Celtic reasserted the gap between themselves and fierce rivals Rangers with a 1-0 home win in the first Old Firm derby of the 2018/19 season. Having dominated the domestic game in recent years, the result itself was no great shock. However, it did go some way towards offering much-needed perspective after a tough transfer window for the Scottish champions.
Going into the clash with Rangers, the general consensus was that Celtic were in decline. Their biggest signing of the summer was, essentially, a re-signing, with Odsonne Edouard joining on a permanent basis after a successful season on loan with the club, while their elimination from the Champions League before the group stages was a major setback. In addition, the conclusion to the transfer window saw a distracting transfer saga revolving around star striker Moussa Dembele resolved by the player’s departure for Lyon.

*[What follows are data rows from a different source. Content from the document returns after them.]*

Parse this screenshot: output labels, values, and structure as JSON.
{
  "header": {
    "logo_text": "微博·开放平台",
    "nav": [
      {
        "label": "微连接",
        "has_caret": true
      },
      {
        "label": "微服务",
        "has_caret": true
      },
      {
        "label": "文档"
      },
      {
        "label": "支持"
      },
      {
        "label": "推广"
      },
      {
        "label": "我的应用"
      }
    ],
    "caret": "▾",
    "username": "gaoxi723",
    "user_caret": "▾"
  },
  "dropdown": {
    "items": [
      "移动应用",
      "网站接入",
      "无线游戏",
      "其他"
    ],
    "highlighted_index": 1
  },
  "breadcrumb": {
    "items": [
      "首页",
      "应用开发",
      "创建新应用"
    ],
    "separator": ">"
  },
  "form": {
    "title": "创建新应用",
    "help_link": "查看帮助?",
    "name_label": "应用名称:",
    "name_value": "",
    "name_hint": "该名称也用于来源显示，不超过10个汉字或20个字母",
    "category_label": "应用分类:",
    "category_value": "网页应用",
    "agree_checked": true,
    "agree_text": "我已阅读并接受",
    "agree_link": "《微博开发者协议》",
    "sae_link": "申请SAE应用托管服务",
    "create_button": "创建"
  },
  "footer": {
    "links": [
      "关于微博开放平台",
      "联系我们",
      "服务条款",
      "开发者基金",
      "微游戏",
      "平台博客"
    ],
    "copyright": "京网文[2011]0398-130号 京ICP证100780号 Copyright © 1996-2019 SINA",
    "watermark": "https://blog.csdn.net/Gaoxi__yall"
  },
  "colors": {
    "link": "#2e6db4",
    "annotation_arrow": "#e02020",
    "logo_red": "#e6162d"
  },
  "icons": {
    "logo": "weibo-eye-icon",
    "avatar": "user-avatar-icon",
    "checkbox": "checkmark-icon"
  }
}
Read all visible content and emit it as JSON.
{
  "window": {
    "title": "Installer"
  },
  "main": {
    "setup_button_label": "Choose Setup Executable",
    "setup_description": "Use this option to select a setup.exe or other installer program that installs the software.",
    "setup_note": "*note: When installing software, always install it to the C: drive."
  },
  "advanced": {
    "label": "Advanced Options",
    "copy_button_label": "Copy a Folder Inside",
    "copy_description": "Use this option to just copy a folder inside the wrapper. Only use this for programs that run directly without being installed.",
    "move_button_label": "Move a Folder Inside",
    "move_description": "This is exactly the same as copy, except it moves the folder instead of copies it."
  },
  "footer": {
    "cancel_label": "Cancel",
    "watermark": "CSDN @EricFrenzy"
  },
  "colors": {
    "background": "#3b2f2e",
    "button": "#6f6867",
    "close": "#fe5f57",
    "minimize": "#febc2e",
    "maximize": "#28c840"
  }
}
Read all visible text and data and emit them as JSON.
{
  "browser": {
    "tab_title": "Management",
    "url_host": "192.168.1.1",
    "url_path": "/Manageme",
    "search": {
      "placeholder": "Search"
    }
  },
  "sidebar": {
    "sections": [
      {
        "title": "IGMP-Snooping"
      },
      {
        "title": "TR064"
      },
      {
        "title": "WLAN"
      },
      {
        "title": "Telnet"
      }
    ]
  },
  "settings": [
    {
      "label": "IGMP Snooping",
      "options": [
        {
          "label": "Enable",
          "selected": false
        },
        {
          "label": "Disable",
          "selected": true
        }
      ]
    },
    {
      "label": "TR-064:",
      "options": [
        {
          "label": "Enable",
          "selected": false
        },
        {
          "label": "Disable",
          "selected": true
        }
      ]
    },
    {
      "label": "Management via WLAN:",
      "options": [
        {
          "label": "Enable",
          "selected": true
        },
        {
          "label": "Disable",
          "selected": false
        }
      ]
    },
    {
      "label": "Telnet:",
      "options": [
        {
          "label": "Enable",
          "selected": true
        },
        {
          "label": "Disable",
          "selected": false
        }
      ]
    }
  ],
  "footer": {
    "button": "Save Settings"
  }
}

Dembele’s sale was a difficult one for many supporters to stomach. The Frenchman had found the net with consistency during his two full campaigns with the club, scoring key goals in derbies and Champions League matches. He was, and is, synonymous with the invincible 2016/17 season and the double treble of consecutive Scottish Premierships, Scottish Cups, and Scottish League Cups. Allowing him to leave without identification and signature of an immediate successor was, on paper, a backwards step.
But football is never so simple. And, while Dembele’s move to Lyon compounded a difficult summer for Celtic, there is a real possibility that the transfer will be viewed as a positive with the benefit of hindsight.
In Dembele’s absence, Celtic are likely to go with Edouard up front. The 20-year-old, who joined from Paris Saint-Germain, offers a wonderful combination of mesmeric dribbling, a sophisticated touch, mobility, good link-up play and imagination in and around the final third. His curled winning goal against Rangers last season showed an exceptional standard of finishing, and his all-round attacking qualities suit the team’s style under Brendan Rodgers.
Edouard started in the recent win over Steven Gerrard’s Rangers, but he wasn’t fully fit. Consequently, he was substituted after the hour mark, with Leigh Griffiths coming on to replace him. Griffiths hasn’t been as crucial a player since Rodgers took over and relied more on Dembele and Edouard, but the Scotsman remains a potent attacking option – his record since joining the club in January 2014 is over one goal every two games.
Even without Dembele, Celtic have two quality strikers to choose from. It’s also worth noting that Rodgers generally opts for one-striker systems, whether it be the 4-2-3-1 he recently deployed against Rangers or the slightly more radical 3-6-1 he utilised at home to Bayern Munich – among others – last season. So, in short, Celtic still have two good players competing for one role, and that’s not taking into account the fact that others, such as Scott Sinclair and James Forrest, can fill in if and when absolutely necessary.
In terms of personnel and Rodgers’ tactical preferences, the impact of Dembele’s departure doesn’t necessarily harm the team too much in the short term. Throw in the fact that Edouard, who is two years younger, has more upside and is seen by some as the greater prospect of the two, and the move certainly shouldn’t negatively impact the team in the long term either.
Then there is the fee involved. Dembele joined the club at the expiration of his contract with Fulham in the summer of 2016. Celtic reportedly paid around £500,000 in compensation to seal his signature. Two years later, after one season marred by injuries in which he scored nine times in 25 league outings, the same player left for around £20 million, or roughly 40 times what was originally paid to sign him.
For further context, before Dembele Celtic’s largest sale was that of Victor Wanyama to Southampton for around £12.5 million. Only two other players – Virgil van Dijk and Fraser Forster – have ever left the club for more than £10 million. Not only was the fee received in Dembele’s sale to Lyon a huge return on the club’s initial ‘investment’, but it was a massive statement of intent as to what teams must be prepared to pay should they wish to steal away their best individuals in the future.
On his day, Dembele was Celtic’s best player. But, when all is said and done, he was just one player. By allowing one player to leave, Celtic have recouped a good amount of the Champions League money they missed out on and set a new benchmark for player sales. Simultaneously, they haven’t wrecked their attacking options or ruined their manager’s tactical plans. They can rotate strikers between domestic and continental games, the gap between them and Rangers remains, and they are still favourites for the Scottish Premiership title. The transfer market doesn’t always make sense, but on this occasion it did.